Falando das infraestruturas digitais, a coordenadora do Bloco de Esquerda explicou que a articulação entre as infraestruturas físicas e as infraestruturas digitais é “essencial à nossa vida”. Só que as infraestruturas digitais não são alvo de regulação, apesar de terem "um peso imenso nas nossas vidas”.

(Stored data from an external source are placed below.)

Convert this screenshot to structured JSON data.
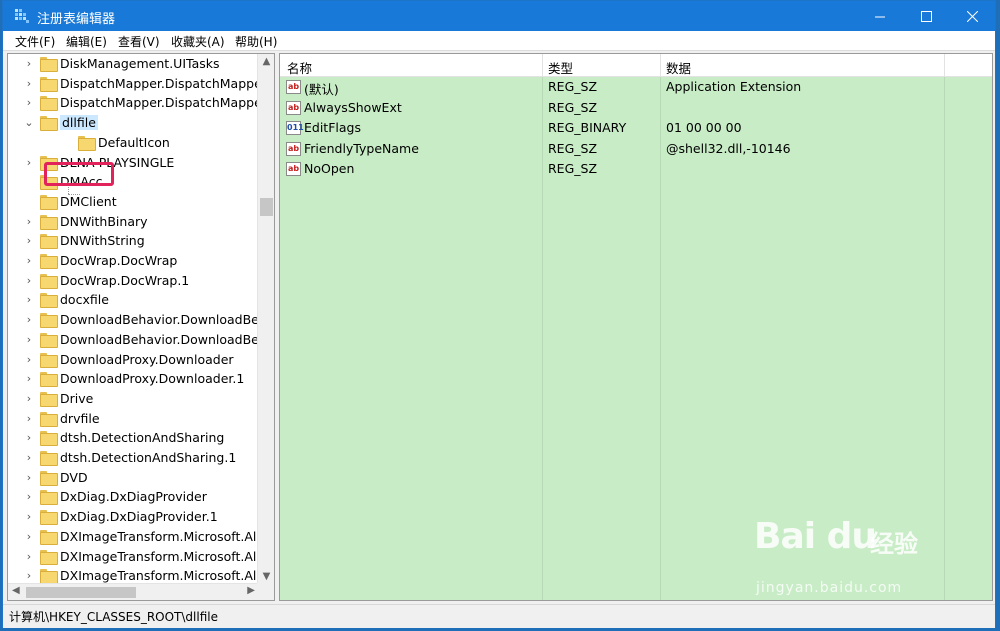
{
  "window": {
    "title": "注册表编辑器"
  },
  "menu": [
    "文件(F)",
    "编辑(E)",
    "查看(V)",
    "收藏夹(A)",
    "帮助(H)"
  ],
  "tree": [
    {
      "label": "DiskManagement.UITasks",
      "arrow": "›",
      "level": 0
    },
    {
      "label": "DispatchMapper.DispatchMapper",
      "arrow": "›",
      "level": 0
    },
    {
      "label": "DispatchMapper.DispatchMapper.",
      "arrow": "›",
      "level": 0
    },
    {
      "label": "dllfile",
      "arrow": "⌄",
      "level": 0,
      "selected": true
    },
    {
      "label": "DefaultIcon",
      "arrow": "",
      "level": 1
    },
    {
      "label": "DLNA-PLAYSINGLE",
      "arrow": "›",
      "level": 0
    },
    {
      "label": "DMAcc",
      "arrow": "",
      "level": 0
    },
    {
      "label": "DMClient",
      "arrow": "",
      "level": 0
    },
    {
      "label": "DNWithBinary",
      "arrow": "›",
      "level": 0
    },
    {
      "label": "DNWithString",
      "arrow": "›",
      "level": 0
    },
    {
      "label": "DocWrap.DocWrap",
      "arrow": "›",
      "level": 0
    },
    {
      "label": "DocWrap.DocWrap.1",
      "arrow": "›",
      "level": 0
    },
    {
      "label": "docxfile",
      "arrow": "›",
      "level": 0
    },
    {
      "label": "DownloadBehavior.DownloadBeha",
      "arrow": "›",
      "level": 0
    },
    {
      "label": "DownloadBehavior.DownloadBeha",
      "arrow": "›",
      "level": 0
    },
    {
      "label": "DownloadProxy.Downloader",
      "arrow": "›",
      "level": 0
    },
    {
      "label": "DownloadProxy.Downloader.1",
      "arrow": "›",
      "level": 0
    },
    {
      "label": "Drive",
      "arrow": "›",
      "level": 0
    },
    {
      "label": "drvfile",
      "arrow": "›",
      "level": 0
    },
    {
      "label": "dtsh.DetectionAndSharing",
      "arrow": "›",
      "level": 0
    },
    {
      "label": "dtsh.DetectionAndSharing.1",
      "arrow": "›",
      "level": 0
    },
    {
      "label": "DVD",
      "arrow": "›",
      "level": 0
    },
    {
      "label": "DxDiag.DxDiagProvider",
      "arrow": "›",
      "level": 0
    },
    {
      "label": "DxDiag.DxDiagProvider.1",
      "arrow": "›",
      "level": 0
    },
    {
      "label": "DXImageTransform.Microsoft.Alph",
      "arrow": "›",
      "level": 0
    },
    {
      "label": "DXImageTransform.Microsoft.Alph",
      "arrow": "›",
      "level": 0
    },
    {
      "label": "DXImageTransform.Microsoft.Alph",
      "arrow": "›",
      "level": 0
    }
  ],
  "columns": {
    "name": "名称",
    "type": "类型",
    "data": "数据"
  },
  "values": [
    {
      "icon": "ab",
      "name": "(默认)",
      "type": "REG_SZ",
      "data": "Application Extension"
    },
    {
      "icon": "ab",
      "name": "AlwaysShowExt",
      "type": "REG_SZ",
      "data": ""
    },
    {
      "icon": "bin",
      "name": "EditFlags",
      "type": "REG_BINARY",
      "data": "01 00 00 00"
    },
    {
      "icon": "ab",
      "name": "FriendlyTypeName",
      "type": "REG_SZ",
      "data": "@shell32.dll,-10146"
    },
    {
      "icon": "ab",
      "name": "NoOpen",
      "type": "REG_SZ",
      "data": ""
    }
  ],
  "status": {
    "path": "计算机\\HKEY_CLASSES_ROOT\\dllfile"
  },
  "watermark": {
    "logo": "Bai du",
    "cn": "经验",
    "url": "jingyan.baidu.com"
  }
}
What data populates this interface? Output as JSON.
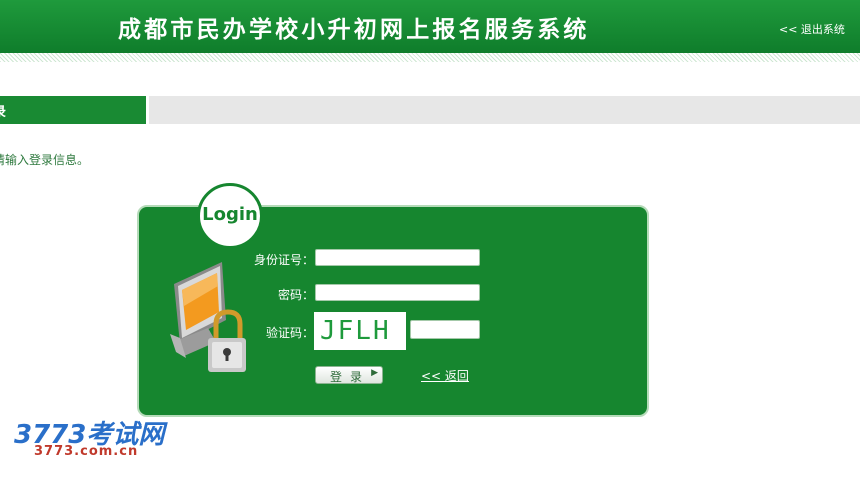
{
  "header": {
    "title": "成都市民办学校小升初网上报名服务系统",
    "logout_label": "<< 退出系统",
    "bg_color": "#14862f"
  },
  "section": {
    "tab_label": "录",
    "hint": "请输入登录信息。"
  },
  "login": {
    "badge_label": "Login",
    "id_label": "身份证号：",
    "id_value": "",
    "password_label": "密码：",
    "password_value": "",
    "captcha_label": "验证码：",
    "captcha_value": "",
    "captcha_image_text": "JFLH",
    "submit_label": "登录",
    "back_label": "<< 返回",
    "panel_color": "#16862f"
  },
  "watermark": {
    "brand": "3773考试网",
    "domain": "3773.com.cn"
  },
  "icons": {
    "computer": "computer-lock-icon",
    "submit_arrow": "play-arrow-icon"
  }
}
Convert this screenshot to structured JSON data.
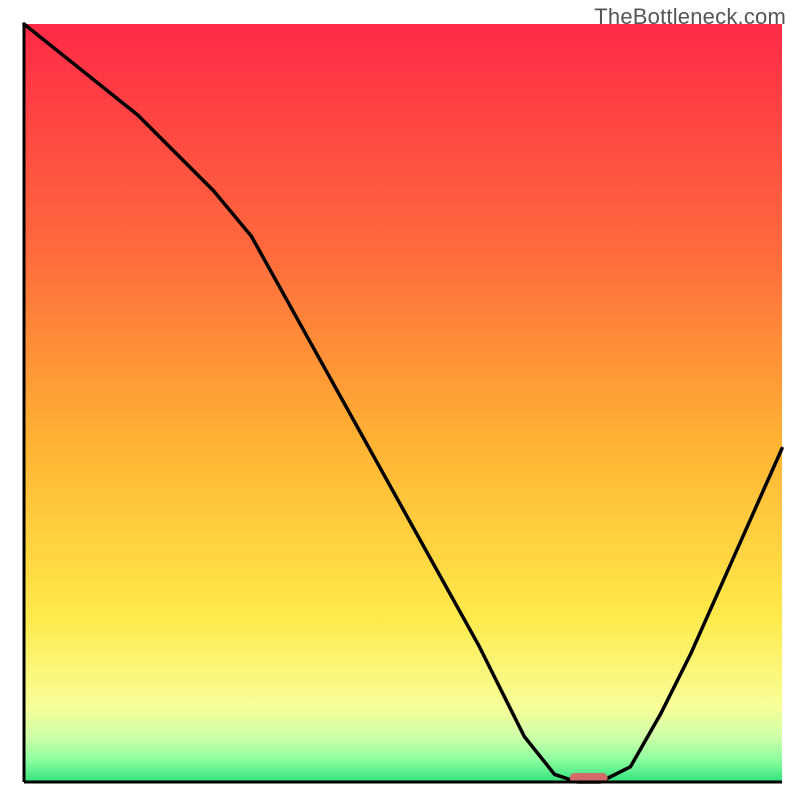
{
  "watermark": "TheBottleneck.com",
  "chart_data": {
    "type": "line",
    "title": "",
    "xlabel": "",
    "ylabel": "",
    "xlim": [
      0,
      100
    ],
    "ylim": [
      0,
      100
    ],
    "x": [
      0,
      5,
      10,
      15,
      20,
      25,
      30,
      35,
      40,
      45,
      50,
      55,
      60,
      62,
      66,
      70,
      73,
      76,
      80,
      84,
      88,
      92,
      96,
      100
    ],
    "values": [
      100,
      96,
      92,
      88,
      83,
      78,
      72,
      63,
      54,
      45,
      36,
      27,
      18,
      14,
      6,
      1,
      0,
      0,
      2,
      9,
      17,
      26,
      35,
      44
    ],
    "marker": {
      "x_start": 72,
      "x_end": 77,
      "y": 0
    },
    "background_gradient_stops": [
      {
        "offset": 0.0,
        "color": "#ff2a47"
      },
      {
        "offset": 0.3,
        "color": "#ff6a3d"
      },
      {
        "offset": 0.55,
        "color": "#ffb233"
      },
      {
        "offset": 0.78,
        "color": "#ffe94a"
      },
      {
        "offset": 0.9,
        "color": "#f8ff98"
      },
      {
        "offset": 0.94,
        "color": "#cfffa8"
      },
      {
        "offset": 0.97,
        "color": "#8effa0"
      },
      {
        "offset": 1.0,
        "color": "#32e27c"
      }
    ],
    "marker_color": "#d46a6a",
    "curve_color": "#000000",
    "axis_color": "#000000"
  },
  "layout": {
    "inner_x": 24,
    "inner_y": 24,
    "inner_w": 758,
    "inner_h": 758
  }
}
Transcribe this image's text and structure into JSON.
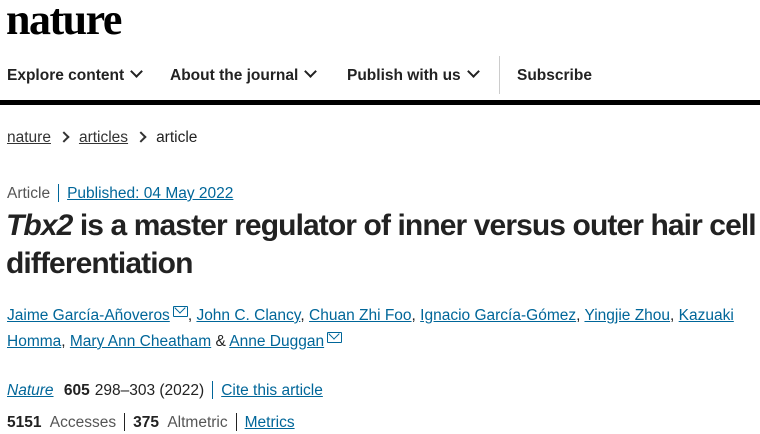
{
  "site": {
    "logo": "nature"
  },
  "nav": {
    "items": [
      {
        "label": "Explore content"
      },
      {
        "label": "About the journal"
      },
      {
        "label": "Publish with us"
      }
    ],
    "subscribe": "Subscribe"
  },
  "breadcrumb": [
    "nature",
    "articles",
    "article"
  ],
  "article": {
    "type": "Article",
    "published": "Published: 04 May 2022",
    "title_italic": "Tbx2",
    "title_rest": " is a master regulator of inner versus outer hair cell differentiation",
    "authors": [
      {
        "name": "Jaime García-Añoveros",
        "email": true
      },
      {
        "name": "John C. Clancy"
      },
      {
        "name": "Chuan Zhi Foo"
      },
      {
        "name": "Ignacio García-Gómez"
      },
      {
        "name": "Yingjie Zhou"
      },
      {
        "name": "Kazuaki Homma"
      },
      {
        "name": "Mary Ann Cheatham"
      },
      {
        "name": "Anne Duggan",
        "email": true
      }
    ],
    "journal": "Nature",
    "volume": "605",
    "pages_year": "298–303 (2022)",
    "cite_label": "Cite this article",
    "accesses_value": "5151",
    "accesses_label": "Accesses",
    "altmetric_value": "375",
    "altmetric_label": "Altmetric",
    "metrics_label": "Metrics"
  }
}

“Já houve tempos em que o capitalismo era dominado pelo sistema financeiro e os bancos eram as estruturas dominantes. Hoje em dia, as empresas mais valiosas são as tecnológicas”, que são muito concentradas. No navegadores de Internet, por exemplo, as principais opções são privadas, nos motores de busca a mesma coisa, como nos sistemas operativos, nas redes sociais, nos anúncios e na intermediação. Alphabet, Meta, Apple, Amazon e Microsoft concentram em si vários serviços nestas áreas.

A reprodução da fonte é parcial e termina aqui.